Lauryl-LF 11

Product Name:Lauryl-LF 11

CAS No:832729-14-3

Purity:95%

Molar Mass:1712.11

Chemical Formula:C81H134N26O15

Storage:Store at -20 degrees Celsius

Sequence:FQWQRNIRKVR

Application:

Lauryl-LF 11 is a modified version of the antimicrobial peptide LF 11, where a lauryl (a fatty acid) group is attached to enhance its membrane-binding and antimicrobial properties. This modification improves its ability to interact with and disrupt microbial cell membranes, increasing its potency against bacteria, fungi, and possibly even viruses. Lauryl-LF 11 is particularly valuable in research related to antimicrobial resistance, as it is designed to overcome the limitations of conventional antibiotics. The lauryl modification also enhances its stability and bioavailability, making it a promising candidate for the development of novel antimicrobial therapies.

Current Research:

Lauryl-LF 11 (CAS: 832729-14-3) is an N-terminally acylated analog of the peptide LF 11, derived from human lactoferricin.
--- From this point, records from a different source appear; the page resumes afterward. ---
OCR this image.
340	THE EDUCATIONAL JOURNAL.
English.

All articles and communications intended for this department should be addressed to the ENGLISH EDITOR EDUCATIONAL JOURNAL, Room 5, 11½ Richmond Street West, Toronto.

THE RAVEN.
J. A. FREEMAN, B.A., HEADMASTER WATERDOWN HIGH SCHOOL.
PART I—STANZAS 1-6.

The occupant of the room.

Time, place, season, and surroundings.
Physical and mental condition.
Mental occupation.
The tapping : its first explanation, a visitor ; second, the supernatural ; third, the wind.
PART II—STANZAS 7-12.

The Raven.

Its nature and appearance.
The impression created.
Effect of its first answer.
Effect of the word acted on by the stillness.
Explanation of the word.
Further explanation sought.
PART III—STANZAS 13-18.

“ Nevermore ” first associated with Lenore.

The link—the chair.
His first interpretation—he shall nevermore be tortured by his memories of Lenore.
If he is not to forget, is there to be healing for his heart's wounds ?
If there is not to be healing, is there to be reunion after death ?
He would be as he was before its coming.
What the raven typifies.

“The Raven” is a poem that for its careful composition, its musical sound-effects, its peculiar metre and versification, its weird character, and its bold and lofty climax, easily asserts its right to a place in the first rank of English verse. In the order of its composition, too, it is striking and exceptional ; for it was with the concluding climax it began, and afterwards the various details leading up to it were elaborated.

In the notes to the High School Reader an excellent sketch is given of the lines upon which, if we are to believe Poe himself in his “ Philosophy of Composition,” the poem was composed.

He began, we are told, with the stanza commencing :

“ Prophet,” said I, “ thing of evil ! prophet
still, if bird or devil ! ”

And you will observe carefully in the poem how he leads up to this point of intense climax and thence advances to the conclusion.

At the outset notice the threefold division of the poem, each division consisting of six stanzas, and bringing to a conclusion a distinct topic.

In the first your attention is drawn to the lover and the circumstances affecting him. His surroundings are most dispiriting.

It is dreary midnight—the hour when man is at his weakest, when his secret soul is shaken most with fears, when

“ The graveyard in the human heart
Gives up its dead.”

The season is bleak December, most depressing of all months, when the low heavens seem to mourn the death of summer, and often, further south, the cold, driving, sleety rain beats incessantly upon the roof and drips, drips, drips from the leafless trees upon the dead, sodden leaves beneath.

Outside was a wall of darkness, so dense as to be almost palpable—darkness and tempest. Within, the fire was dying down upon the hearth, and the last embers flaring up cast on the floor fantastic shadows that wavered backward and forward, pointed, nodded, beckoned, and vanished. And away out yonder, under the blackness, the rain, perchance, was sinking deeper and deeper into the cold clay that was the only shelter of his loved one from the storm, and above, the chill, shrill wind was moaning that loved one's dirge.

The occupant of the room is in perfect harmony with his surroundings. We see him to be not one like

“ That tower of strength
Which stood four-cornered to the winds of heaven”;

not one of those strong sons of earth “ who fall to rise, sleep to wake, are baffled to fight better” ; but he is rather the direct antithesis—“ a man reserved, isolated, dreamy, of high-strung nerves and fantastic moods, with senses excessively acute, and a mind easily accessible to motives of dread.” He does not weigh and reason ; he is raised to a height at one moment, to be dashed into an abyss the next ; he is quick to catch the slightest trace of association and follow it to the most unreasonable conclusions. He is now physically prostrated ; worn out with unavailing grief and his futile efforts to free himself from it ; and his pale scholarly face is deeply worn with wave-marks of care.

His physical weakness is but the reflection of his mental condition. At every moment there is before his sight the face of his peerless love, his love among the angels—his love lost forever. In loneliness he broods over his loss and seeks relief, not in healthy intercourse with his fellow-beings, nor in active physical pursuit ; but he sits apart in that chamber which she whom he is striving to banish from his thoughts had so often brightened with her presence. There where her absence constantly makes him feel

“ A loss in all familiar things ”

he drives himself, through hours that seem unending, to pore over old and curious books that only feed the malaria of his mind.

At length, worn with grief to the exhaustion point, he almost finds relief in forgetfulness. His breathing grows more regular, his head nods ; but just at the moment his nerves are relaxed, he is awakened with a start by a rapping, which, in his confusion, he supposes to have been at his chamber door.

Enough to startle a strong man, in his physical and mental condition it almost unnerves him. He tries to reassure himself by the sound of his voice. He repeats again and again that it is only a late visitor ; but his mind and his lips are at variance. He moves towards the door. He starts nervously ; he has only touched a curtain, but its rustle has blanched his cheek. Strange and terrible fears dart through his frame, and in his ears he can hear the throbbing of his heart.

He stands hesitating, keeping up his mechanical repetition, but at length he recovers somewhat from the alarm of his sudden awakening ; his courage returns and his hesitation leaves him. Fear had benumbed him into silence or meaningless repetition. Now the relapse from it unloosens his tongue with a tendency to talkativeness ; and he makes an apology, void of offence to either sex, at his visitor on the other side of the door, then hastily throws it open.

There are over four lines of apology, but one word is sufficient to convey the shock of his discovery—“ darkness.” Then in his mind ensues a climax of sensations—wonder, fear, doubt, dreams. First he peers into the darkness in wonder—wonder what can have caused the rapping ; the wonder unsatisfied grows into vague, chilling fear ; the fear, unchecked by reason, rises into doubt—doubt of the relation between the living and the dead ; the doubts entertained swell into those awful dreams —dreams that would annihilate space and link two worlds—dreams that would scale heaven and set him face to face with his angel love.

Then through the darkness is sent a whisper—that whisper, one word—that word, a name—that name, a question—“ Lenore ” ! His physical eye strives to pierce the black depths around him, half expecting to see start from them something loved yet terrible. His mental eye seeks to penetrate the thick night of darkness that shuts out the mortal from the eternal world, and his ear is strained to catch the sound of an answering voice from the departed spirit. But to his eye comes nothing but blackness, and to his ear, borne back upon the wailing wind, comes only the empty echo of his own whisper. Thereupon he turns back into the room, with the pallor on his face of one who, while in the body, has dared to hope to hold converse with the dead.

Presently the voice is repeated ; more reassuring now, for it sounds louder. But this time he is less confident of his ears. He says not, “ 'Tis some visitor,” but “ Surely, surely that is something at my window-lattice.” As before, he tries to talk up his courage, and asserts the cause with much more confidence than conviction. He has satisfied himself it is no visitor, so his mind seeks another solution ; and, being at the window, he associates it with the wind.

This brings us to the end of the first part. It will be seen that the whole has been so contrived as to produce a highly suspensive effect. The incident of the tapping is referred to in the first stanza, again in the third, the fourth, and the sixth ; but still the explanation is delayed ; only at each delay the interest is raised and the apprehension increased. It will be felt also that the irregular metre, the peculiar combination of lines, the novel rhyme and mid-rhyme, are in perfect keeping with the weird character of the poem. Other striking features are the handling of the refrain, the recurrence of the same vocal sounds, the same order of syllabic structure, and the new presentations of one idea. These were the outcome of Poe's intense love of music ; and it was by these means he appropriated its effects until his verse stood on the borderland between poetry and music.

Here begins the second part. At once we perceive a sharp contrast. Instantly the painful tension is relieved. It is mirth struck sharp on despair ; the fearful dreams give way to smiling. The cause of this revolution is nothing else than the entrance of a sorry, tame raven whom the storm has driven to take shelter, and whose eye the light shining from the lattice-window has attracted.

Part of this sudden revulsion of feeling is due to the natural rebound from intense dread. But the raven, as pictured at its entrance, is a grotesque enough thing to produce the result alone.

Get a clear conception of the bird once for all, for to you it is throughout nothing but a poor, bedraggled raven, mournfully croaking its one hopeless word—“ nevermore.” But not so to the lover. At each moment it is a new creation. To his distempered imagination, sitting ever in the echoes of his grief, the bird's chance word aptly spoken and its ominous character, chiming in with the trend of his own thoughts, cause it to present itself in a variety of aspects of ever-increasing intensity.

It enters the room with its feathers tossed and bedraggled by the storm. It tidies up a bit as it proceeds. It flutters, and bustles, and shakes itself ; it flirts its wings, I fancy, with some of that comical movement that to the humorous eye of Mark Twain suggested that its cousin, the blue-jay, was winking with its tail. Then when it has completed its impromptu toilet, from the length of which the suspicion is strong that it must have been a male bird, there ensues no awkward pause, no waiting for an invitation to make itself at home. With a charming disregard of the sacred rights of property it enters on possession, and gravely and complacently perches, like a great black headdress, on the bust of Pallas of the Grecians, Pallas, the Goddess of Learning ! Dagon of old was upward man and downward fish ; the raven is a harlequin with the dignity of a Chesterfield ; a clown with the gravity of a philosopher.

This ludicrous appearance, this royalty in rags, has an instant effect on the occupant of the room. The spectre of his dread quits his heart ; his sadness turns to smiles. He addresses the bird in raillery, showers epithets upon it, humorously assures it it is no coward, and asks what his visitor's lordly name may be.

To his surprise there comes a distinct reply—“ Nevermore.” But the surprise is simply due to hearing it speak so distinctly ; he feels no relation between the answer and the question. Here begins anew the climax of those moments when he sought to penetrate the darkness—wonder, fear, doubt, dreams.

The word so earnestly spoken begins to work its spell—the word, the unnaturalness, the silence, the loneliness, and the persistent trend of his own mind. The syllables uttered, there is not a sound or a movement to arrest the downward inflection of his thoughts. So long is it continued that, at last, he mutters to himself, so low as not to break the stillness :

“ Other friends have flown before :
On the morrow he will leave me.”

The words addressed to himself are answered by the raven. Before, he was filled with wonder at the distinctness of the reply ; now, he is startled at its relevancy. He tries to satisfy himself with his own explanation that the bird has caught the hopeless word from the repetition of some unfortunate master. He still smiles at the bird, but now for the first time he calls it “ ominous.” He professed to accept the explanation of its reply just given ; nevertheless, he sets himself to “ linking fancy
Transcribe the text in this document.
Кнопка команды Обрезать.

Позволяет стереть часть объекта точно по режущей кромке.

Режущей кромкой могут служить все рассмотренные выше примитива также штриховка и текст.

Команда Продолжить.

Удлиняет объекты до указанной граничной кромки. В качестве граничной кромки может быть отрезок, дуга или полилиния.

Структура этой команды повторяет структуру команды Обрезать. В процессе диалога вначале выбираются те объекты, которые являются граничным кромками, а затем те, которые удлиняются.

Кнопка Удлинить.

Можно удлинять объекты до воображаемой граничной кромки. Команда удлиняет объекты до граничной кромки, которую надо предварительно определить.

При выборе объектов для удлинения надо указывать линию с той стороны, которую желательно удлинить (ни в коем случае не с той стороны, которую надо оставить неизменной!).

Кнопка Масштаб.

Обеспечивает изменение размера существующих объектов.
This modification involves the addition of a lauryl (C12) fatty acid chain to the N-terminus, enhancing its amphipathic nature and biological activity.
Biological Activity
Lauryl-LF 11 exhibits enhanced antibacterial properties compared to its parent peptide, LF 11. The laurylation significantly improves its ability to bind to lipopolysaccharides (LPS) on the outer membrane of Gram-negative bacteria, facilitating membrane disruption and bacterial cell death. This modification also increases its efficacy against Gram-positive bacteria, broadening its antimicrobial spectrum.
Endotoxin Neutralization
The increased LPS-binding affinity of Lauryl-LF 11 enables it to effectively neutralize endotoxins, reducing inflammatory responses associated with endotoxin exposure. This property is particularly beneficial in preventing or mitigating conditions like sepsis, where endotoxin-induced inflammation is a critical concern.
Research Applications
Lauryl-LF 11 serves as a valuable tool in studying antimicrobial mechanisms and host-pathogen interactions. Its enhanced properties make it a promising candidate for developing new therapeutic agents aimed at treating bacterial infections and neutralizing endotoxins.

Reference:

Rosenfeld, Y., Lev, N., & Shai, Y. (2010). Effect of the hydrophobicity to net positive charge ratio on antibacterial and anti-endotoxin activities of structurally similar antimicrobial peptides. Biochemistry, 49(5), 853-861.